Marine Le Pen Pushes Air Conditioning Plan as France’s Heatwave Fuels Political Divide
Key Takeaways
- France endures record heat waves, boosting political focus on air conditioning.
- Marine Le Pen advocates a subsidised national air-conditioning rollout.
- Greens concede some air-conditioning may be inevitable; debate splits along party lines.
Heatwave Turns Air-Conditioning Political
France’s heatwave has pushed air conditioning into the center of political debate, with temperatures described as exceeding 37 °C for the “canícula” and a thermometer that “no baja de los 23 °C” at night.
“- Published With temperatures soaring, France is being forced to re-think its longstanding reservations about one possible answer to climate change: air-con”
The dispute sharpened after Marine Le Pen said that in a government of her party there would be a “plan mayor de equipamiento de aire acondicionado,” while Marine Tondelier rejected the idea and argued that those solutions “empeora el clima.”

La Tercera also tied the argument to how many French households can actually cool their homes, saying only un 5% de las familias tienen un dispositivo de este tipo, citing the Agencia Internacional de la Energía.

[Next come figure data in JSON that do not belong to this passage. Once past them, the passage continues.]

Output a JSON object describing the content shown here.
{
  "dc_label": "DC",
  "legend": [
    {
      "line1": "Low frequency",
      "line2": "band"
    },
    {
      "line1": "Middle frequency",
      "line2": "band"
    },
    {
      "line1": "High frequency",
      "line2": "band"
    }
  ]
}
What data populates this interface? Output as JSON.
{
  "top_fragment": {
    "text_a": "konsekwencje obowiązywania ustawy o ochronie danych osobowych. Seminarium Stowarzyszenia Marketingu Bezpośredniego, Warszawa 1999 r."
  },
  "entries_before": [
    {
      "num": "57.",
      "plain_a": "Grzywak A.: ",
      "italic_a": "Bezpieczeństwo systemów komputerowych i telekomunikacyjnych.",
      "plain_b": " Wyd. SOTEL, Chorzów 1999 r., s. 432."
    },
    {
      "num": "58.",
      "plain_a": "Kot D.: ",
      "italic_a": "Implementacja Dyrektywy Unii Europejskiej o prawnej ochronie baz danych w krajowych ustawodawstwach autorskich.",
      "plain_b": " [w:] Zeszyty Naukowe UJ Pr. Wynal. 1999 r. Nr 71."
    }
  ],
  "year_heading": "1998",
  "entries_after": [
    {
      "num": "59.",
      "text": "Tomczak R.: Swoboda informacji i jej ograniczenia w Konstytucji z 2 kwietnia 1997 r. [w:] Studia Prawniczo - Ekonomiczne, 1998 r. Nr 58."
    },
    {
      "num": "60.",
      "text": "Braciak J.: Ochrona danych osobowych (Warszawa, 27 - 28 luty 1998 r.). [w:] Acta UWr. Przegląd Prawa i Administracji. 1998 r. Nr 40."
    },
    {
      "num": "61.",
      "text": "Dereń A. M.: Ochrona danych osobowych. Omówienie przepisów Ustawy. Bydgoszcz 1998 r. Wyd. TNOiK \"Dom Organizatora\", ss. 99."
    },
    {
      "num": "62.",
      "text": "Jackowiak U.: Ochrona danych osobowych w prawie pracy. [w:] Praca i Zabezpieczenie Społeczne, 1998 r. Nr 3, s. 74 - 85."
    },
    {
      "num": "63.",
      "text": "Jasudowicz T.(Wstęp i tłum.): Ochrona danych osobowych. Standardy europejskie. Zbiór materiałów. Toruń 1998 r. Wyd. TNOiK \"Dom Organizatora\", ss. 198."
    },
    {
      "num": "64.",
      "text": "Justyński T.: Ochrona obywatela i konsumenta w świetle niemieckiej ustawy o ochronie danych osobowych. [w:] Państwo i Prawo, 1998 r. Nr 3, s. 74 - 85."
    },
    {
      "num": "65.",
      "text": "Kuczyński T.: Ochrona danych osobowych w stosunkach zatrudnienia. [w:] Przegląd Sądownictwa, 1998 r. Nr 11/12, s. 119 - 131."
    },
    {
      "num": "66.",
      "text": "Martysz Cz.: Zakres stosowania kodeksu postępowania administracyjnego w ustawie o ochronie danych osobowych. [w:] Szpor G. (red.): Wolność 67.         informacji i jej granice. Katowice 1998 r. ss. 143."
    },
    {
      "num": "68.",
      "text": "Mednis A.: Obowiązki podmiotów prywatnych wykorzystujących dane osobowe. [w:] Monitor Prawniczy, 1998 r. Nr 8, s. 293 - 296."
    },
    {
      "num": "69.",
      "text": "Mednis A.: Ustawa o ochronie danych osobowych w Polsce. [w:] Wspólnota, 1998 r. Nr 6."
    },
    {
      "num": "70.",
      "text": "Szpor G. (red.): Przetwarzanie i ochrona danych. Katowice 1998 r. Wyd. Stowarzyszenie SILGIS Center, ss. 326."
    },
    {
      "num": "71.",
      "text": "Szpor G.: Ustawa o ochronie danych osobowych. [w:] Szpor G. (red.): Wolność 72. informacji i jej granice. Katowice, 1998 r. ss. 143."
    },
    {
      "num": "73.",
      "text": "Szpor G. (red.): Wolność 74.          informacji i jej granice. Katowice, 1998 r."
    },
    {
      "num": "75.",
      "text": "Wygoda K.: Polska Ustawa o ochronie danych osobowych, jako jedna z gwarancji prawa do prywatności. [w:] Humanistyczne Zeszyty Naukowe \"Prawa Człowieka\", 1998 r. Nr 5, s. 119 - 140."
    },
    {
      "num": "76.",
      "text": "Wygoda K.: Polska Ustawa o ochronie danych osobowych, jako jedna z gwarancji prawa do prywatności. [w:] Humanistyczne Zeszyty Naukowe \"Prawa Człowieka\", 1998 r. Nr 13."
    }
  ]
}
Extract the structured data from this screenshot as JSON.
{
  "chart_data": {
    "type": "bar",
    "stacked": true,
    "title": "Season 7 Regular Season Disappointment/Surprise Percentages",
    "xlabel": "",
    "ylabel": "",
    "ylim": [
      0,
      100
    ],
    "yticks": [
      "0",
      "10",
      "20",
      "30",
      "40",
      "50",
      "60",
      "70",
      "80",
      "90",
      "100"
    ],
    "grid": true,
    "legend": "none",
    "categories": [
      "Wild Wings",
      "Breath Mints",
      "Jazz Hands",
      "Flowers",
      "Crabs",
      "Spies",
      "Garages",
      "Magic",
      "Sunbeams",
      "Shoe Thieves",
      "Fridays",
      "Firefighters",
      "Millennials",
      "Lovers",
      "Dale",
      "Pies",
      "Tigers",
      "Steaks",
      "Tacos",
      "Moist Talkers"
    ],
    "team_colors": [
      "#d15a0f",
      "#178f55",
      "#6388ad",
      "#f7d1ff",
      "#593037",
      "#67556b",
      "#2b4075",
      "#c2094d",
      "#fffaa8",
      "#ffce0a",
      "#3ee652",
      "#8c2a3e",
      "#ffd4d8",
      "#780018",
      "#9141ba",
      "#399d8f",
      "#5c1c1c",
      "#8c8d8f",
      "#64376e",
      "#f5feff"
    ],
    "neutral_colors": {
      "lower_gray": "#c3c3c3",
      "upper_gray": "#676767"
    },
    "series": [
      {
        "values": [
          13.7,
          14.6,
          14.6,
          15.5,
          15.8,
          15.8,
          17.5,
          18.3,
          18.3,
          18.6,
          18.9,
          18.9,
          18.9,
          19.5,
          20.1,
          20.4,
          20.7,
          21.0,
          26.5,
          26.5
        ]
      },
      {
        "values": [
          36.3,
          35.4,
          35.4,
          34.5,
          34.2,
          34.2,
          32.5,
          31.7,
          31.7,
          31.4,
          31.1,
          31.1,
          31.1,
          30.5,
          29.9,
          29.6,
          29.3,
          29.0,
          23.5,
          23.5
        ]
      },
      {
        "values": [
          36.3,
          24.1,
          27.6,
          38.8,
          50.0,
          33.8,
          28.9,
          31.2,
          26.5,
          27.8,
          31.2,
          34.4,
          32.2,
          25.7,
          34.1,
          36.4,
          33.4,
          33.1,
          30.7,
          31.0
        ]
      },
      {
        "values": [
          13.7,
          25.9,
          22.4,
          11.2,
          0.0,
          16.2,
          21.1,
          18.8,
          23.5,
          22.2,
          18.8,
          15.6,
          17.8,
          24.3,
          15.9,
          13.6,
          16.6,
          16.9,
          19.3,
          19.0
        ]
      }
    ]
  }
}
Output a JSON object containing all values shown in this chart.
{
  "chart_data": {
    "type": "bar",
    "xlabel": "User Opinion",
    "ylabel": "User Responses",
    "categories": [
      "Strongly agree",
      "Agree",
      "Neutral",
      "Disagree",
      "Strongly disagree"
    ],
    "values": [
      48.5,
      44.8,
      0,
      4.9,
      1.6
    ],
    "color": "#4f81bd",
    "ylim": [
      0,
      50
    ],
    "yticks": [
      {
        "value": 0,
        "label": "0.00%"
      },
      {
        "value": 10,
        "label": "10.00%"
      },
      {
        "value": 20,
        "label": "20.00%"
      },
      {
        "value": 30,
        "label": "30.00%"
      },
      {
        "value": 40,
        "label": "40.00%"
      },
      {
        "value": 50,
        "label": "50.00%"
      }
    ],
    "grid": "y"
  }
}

The BBC framed the same shift as a forced re-think of France’s reservations, noting that “only 25% of households equipped with an air-con unit” and that French hospitals and schools are also only rarely equipped.
In the background of the policy fight, La Tercera pointed to constraints from heritage rules, saying “cerca de 45 mil edificios” are considered monumentos históricos, complicating deep work on structures or facades.
Le Pen vs Greens, and Workers
France 24 put the debate in human terms by describing Paris workers who “don’t have a choice,” including Abdelkrim, who said, “We started work at five o’clock in the morning to try and get some of our tasks done before the temperatures rose even further.”
In the same heatwave coverage, France 24 quoted Safiullah, an Afghan gardener, saying, “But I have no choice. My social circumstances, my professional circumstances, mean I have to keep working, whatever the conditions.”

Seoul Economic Daily described Marine Le Pen’s push as a response to casualties, quoting her line that “It is no longer acceptable that people lose their lives to heat waves.”
The BBC described the political realignment on the environmentalist left, quoting Marie Tondelier: “There are places where we just can't do without it now,” as she moved away from what it called “anti-clim dogma.”
La Tercera added that the argument split along left-right lines in the media, with Le Figaro defending air conditioning because “hacer que nuestros ciudadanos suden limita su aprendizaje,” while Libération called it “una aberración ambiental que debe superarse.”
What’s at Stake Next
The stakes in France extend beyond comfort to public health and infrastructure, with La Tercera saying there is “amplio consenso” about needing air conditioning in “residencias de ancianos, hospitales y escuelas.”
“‘I don’t have a choice’: Paris workers struggle under historic heatwave As France swelters under a deadly heatwave, thousands of labourers continue to work in the streets and construction sites of Paris with little respite from the stifling heat”
The BBC described how the debate is now tied to breakdown risk, saying “Thousands of schools have had to shut this week,” and that medical and nursing staff complain of conditions “fast becoming intolerable.”
In political terms, the BBC reported that Marine Le Pen urged a nationwide “plan clim” to equip all schools and hospitals with air-conditioning, while RN spokesman Jean-Philippe Tanguy said it would include “government-backed interest-free loans worth €20bn ($22.7bn; £17.2bn).”
La Tercera warned that the climate argument cuts both ways, quoting Angès Pannier-Runacher calling air conditioning an “adaptación inadecuada” because it “en total causa más calor del que evita.”
At the same time, the BBC said the country’s reservations are being overridden by necessity as “more clim is inevitable,” with the report pointing to the risk that schools and hospitals are “at risk of breakdown.”